Jeno ile ben hâlâ korkumuzu üstümüzden atamamışken Haechan ile Renjun bize gülmeyi asla ihmal etmiyorlardı. Aniden akıllarına geliyor kahkaha atıp susuyorlar sonra ise yeniden akıllarına geliyordu ve yine gülüşüyorlardı. Tüm yol boyunca onların kahkahalarını ve bizimle dalga geçmelerini dinlemiştik. Ben umursamıyordum ama Jeno oldukça sinirli gözüküyordu. Onlara ateş saçan gözleri ile bakıyordu. Ancak ikisinin de bunu umursadığı yoktu. Dalga geçmek istiyorlardı ve geçiyorlardı. Bana da komik geliyordu, hatta kahkahamı zorla bastırıyordum. Jeno'nun bana sinirlenmesini istemediğim için ses çıkartmıyordum.

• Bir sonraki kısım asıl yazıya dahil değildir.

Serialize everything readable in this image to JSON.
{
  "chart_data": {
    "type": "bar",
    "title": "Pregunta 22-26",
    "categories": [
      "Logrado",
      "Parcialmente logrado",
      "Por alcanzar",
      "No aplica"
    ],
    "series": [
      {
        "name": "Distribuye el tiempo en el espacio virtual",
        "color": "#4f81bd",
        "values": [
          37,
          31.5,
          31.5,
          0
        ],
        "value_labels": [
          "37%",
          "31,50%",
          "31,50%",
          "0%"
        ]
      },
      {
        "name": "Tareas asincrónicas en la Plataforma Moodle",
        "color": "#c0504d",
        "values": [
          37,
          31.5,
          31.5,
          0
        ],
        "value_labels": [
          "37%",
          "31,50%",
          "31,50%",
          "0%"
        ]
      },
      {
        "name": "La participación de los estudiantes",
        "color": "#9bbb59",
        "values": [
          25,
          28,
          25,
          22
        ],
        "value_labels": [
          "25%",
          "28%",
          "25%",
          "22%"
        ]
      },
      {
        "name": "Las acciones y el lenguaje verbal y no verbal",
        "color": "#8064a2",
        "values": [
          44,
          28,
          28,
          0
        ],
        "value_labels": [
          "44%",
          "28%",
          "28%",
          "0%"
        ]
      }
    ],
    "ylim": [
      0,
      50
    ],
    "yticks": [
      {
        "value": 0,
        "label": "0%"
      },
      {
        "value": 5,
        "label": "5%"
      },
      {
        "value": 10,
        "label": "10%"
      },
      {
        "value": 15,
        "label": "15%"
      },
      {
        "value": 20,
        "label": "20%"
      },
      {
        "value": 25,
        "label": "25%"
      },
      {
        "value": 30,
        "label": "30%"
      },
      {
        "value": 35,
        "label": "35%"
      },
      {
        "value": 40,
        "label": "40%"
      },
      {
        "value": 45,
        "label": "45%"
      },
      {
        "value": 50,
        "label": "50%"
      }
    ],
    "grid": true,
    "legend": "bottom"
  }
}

Bahçenin kapısından girip arabayı aldığımız yere park ettikten sonra dördümüzde indik. Ben onlara yardımları için teşekkür etmiştim ama Jeno onlara sadece sinirli bir şekilde bakmıştı. Haechan bunu görüp dudaklarını büzdü ve yalandan bir üzgünlük ile Jeno'nun gıdığına parmaklarını değdirerek "Awww bizim Jeno'muz korkmuş muuu? Oy yerim ben seniiiiiiii." diyip tekrardan kahkaha atmıştı. Gülmemeye çalışarak Jeno'yu kendime çektim ve "Uğraşmayın benim bebeğimle. Hadi gidin artık." dedim ve onları kovdum.

Eve girdiğimizde her yer karanlıktı. Salonun ışıklarını açıp babama seslendim. Ses vermeyince mutfağa gittim ve masanın üstüne koyduğu notu gördüm.

"Oğlum benim acil bir işim çıktı. Sabah erken saatlerde evde olurum. Siz evin kapısını kilitleyin ve kendinize dikkat edin."

Sevgi dolu minik tebessümümün yerini, Jeno ile tek kalacağımız düşünce aklıma gelince sinsi bir gülümseme aldı. Desenize kendimi affettirmek için bolca şansım olacak diye.

Jeno'ya bir şey çaktırmamak adına sinsi gülüşümü yüzümden sildim ve salona gittim. Onu kolundan tutup kaldırdım ve kolumu omzuna atarak tekrardan mutfağa götürdüm.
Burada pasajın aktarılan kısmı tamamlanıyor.